Substitute cover asset limit (Art. 12-5, No.4)
In each of the cover pools, the ordinary cover assets may be replaced of up to 20% of the nominal value of the covered bonds of the same category in circulation by substitute cover assets.

Regulatory disclosure requirement (Art. -12.6, No. 2)
Issuers are required to publish certain information about the structure and quality of each cover pool and it’s outstanding Lettres de Gages on a regular basis, defined by CSSF.

Special auditor (Réviseur d’entreprises agréé special) (Art. 12-7)
The special auditor has to be different from the company auditor who audits its accounts and is appointed by the CSSF on proposal by the issuer. The special auditor continuously monitors the adherence to the aforementioned cover pool standards as well as signing and unsubscribing of assets. For the adherence of the legal requirements and for the documentation of with the Lettres de Gages evidenced bankruptcy privilege of the covered bond holder the special auditor has to sign every new issue additionally to the issuer.

Bankruptcy remoteness

Covered bond bank with limited business activity (Art. 12-9 to 12-10)
In case of a bankruptcy of a covered bond bank the assets and derivatives products registered in the cover pools are separated from the other assets and liabilities of the bank, whereby each category of cover pool forms a special estate (compartments patrimoniaux). The special estates will be run and managed as a covered bond bank with limited business activity by a qualified trustee, appointed by the responsible insolvency court. As the covered bond bank with limited business activity remains solvent and continues the covered bond business in respect to the outstanding Lettres de Gages, it is bound to the legal regulations and reporting requirements for covered bond banks and subject to banking supervision by CSSF. The management of the special estates by the trustee is furthermore carried out independently and solely in the interest of the covered bond holders. The trustee is empowered to issue new covered bonds for the account of the covered bond bank with limited business activity, dedicated to the relevant cover pool category, and to engage in open market operations carried out by the European Central Bank.

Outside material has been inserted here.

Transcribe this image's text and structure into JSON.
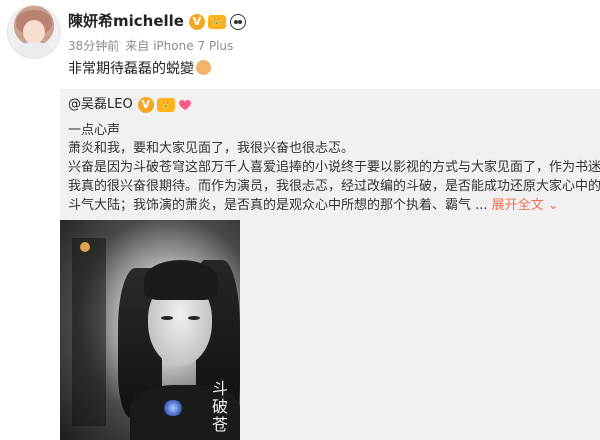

Deferral of payments of a special estate (Art. 12-11)
In case a special estate of a covered bond bank with limited business activity is in danger of insolvency or default, a deferral of payments can be adjudicated on request of the CSSF.

Closure and Liquidation of a special estate (Art. 12-12)
In case an adjudicated deferral of payments has not proven to be sufficient enough to archive the solvency of a special estate of a covered bond bank with limited business activity or its solvency is finally conceivable in danger, a closure and liquidation of the special estate can be adjudicated on request of the CSSF.